I opted out of writing for continuing medical education for many reasons. The main reason was the conflict of interest I was required to report to participate on advisory councils, panel discussions, and for many speaking opportunities outside of industry.
Another reason is the infrastructure that rewards conveniently finding gaps in disease states--and drug categories--with the deepest pockets.
If you have a strong interest in the science I would recommend NuSI Nutrition Science Initiative. No industry funding--pharma or food.
1. Utilization of ancillary services (diabetic counseling for diet, exercise regimens for weight loss and other therapeutic lifestyle changes for comorbid disease) are not applied routinely in caring for the diabetic patient despite guideline recommendations advocating these elements. This is due to lack of time, resource access and financial coverage.

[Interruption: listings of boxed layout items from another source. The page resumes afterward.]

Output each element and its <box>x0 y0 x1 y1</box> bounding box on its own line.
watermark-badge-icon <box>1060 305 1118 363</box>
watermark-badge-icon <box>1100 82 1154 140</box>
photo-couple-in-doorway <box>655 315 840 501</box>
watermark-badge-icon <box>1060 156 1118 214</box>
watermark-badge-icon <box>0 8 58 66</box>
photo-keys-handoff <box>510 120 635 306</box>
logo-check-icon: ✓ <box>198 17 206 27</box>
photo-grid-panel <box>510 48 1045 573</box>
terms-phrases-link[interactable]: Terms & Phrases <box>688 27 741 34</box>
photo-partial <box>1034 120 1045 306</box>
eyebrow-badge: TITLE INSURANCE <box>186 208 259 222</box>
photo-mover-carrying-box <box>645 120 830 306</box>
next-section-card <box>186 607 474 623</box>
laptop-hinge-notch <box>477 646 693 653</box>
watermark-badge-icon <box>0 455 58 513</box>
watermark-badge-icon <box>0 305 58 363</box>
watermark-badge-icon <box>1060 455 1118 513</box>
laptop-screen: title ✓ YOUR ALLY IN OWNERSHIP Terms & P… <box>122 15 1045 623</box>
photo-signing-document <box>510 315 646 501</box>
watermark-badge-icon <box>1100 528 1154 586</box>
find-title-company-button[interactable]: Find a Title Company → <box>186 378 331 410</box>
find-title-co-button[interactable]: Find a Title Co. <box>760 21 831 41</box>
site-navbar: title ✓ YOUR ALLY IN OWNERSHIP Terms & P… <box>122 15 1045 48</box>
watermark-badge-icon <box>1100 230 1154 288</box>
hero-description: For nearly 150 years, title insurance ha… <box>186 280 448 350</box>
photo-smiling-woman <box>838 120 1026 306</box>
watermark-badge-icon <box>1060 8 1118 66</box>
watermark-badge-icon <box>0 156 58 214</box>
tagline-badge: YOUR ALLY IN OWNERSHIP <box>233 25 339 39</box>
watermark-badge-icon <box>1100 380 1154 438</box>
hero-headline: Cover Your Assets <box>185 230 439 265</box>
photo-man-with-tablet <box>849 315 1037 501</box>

2. Screening for, and treatment of, other comorbid conditions (hypertension, dyslipidemia) does not occur consistently.
3. Physicians do not take advantage of opportunities for managing at risk populations prior to the onset of clinical diabetes.
4. Patient registries and group medical appointments to identify and manage cohorts of diabetic patients within practices are still underutilized, despite government and insurer incentives to institute these.
But what do many CME stakeholders request? Data to support treating numbers, pharmaceuticals to tighten glycemic control, and other cost drivers of healthcare.